Les investigations complémentaires menées lors de la troisième année d’étude ont dans un premier temps permis de mieux caractériser la qualité des eaux souterraines sur le territoire du SAGE Leyre. Dans un premier temps, 52 points d’eau (45 puits ou forages et 7 sections de cours d’eau) ont fait l’objet de prélèvements. Outre les paramètres physico-chimiques classiques (température, pH, conductivité), les dosages ont porté (au moyen de kits portatifs) sur le fer, le calcium, les chlorures, les nitrates et les sulfates (cf. figure 4). A la vue des résultats, 5 points d’eau (4 puits et forages et un prélèvement effectué dans l’Eyre) ont fait l’objet d’analyses complètes.
Au final, il apparaît que sur le territoire du SAGE Leyre, les eaux souterraines se caractérisent par des pH acides et de faibles conductivités et les eaux superficielles, par des pH proches de la neutralité et des conductivités similaires à celles des eaux souterraines, ce qui laisse envisager une bonne connexion entre la nappe et le cours d’eau. La contamination des eaux par les nitrates est modérée (teneurs moyennes respectives de 5,1 et 3,8 mg/l dans les eaux superficielles et souterraines et teneur maximale inférieure à 35 mg/l sur les 52 échantillons). Aucune trace de produits organiques (sur les 38 espèces recherchées) n’a été détectée sur les 4 puits et forages ayant fait l’objet d’analyses complètes. De la bentazone (herbicide) a par contre été détectée sur le prélèvement d’eau superficielle (0,027 µg/l).

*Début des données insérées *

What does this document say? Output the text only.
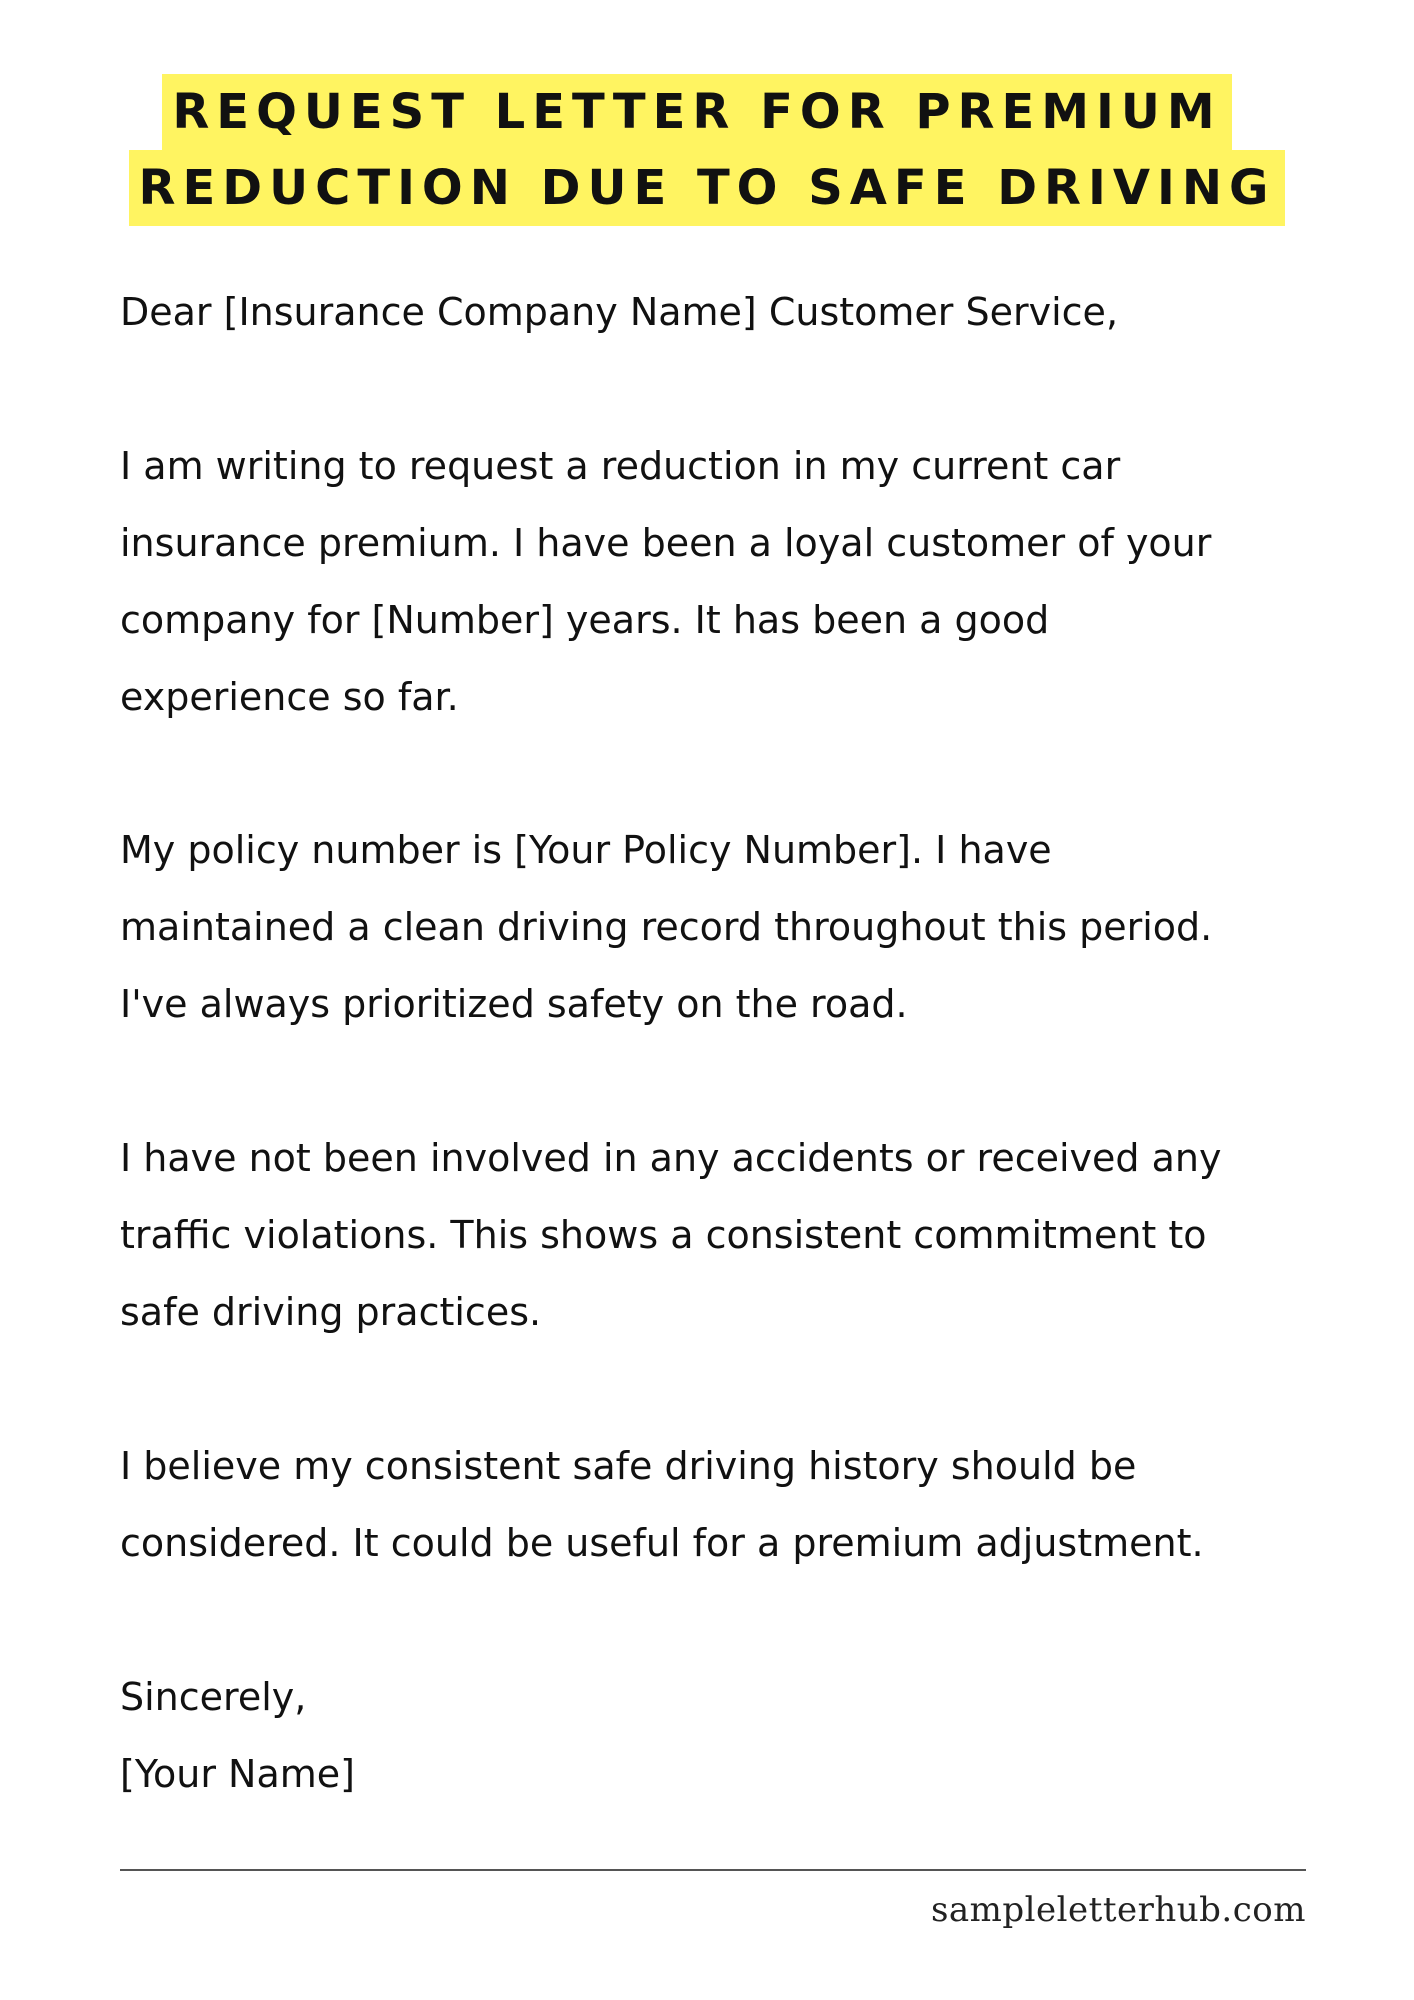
REQUEST LETTER FOR PREMIUM
REDUCTION DUE TO SAFE DRIVING

Dear [Insurance Company Name] Customer Service,

I am writing to request a reduction in my current car
insurance premium. I have been a loyal customer of your
company for [Number] years. It has been a good
experience so far.
My policy number is [Your Policy Number]. I have
maintained a clean driving record throughout this period.
I've always prioritized safety on the road.
I have not been involved in any accidents or received any
traffic violations. This shows a consistent commitment to
safe driving practices.
I believe my consistent safe driving history should be
considered. It could be useful for a premium adjustment.
Sincerely,
[Your Name]
sampleletterhub.com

- Figure 4 : pH, conductivités et teneurs en nitrates mesurés sur le territoire du SAGE Leyre en août 2010
Sur les territoires des SAGE « Lacs médocains » et « Born-et-Buch », les investigations ont consisté à acquérir de nouvelles données piézométriques (niveaux d’eau), hydrométriques (débits) et hydrodynamiques (transmissivités et coefficients d’emmagasinement ). Elles ont mis en évidence :
- une stabilité des modalités d’écoulement dans le temps et les directions avec des isopièzes quasi similaires à celles tracées dans les années 1960. L’écoulement global des nappes se fait d’est en ouest et contribue largement à l’alimentation des lacs. Le battement des nappes est, quant à lui, relativement faible (1,5 m au maximum) (cf. figure 5),
- des rapports entre débits de hautes eaux et de basses eaux très différents d’une section à l’autre (impact des prélèvements effectués à proximité de certaines crastes ?) ainsi qu’un débit spécifique plus important sur le territoire du SAGE « Born-et-Buch » que sur le territoire du SAGE « Lacs médocains » (impact de l’agencement des formations géologiques ?),
- des transmissivités variant dans un rapport de 1 à 12 et des coefficients d’emmagasinement variant dans un rapport de 1 à 16 sur le territoire du SAGE « Lacs médocains » alors que sur le territoire du SAGE « Born-et-Buch », les paramètres hydrodynamiques ne varient que dans un rapport de 1 à 3.
4. Conclusion
Les 2 années d’étude 2012 et 2013 seront consacrées à la poursuite de l’acquisition de données sur les territoires des SAGE « Lacs médocains » et « Born-et-Buch » dans l’objectif de mieux comprendre le fonctionnement des hydrosystèmes au moyen de modèles maillés. D’autres thématiques comme la comparaison des teneurs en phosphore des eaux superficielles et souterraines, les risques de contamination de la nappe et des lacs par les rejets de STEP ou les risques d’inondation par remontée de nappe seront aussi abordées pour répondre aux besoins spécifiques des SAGE.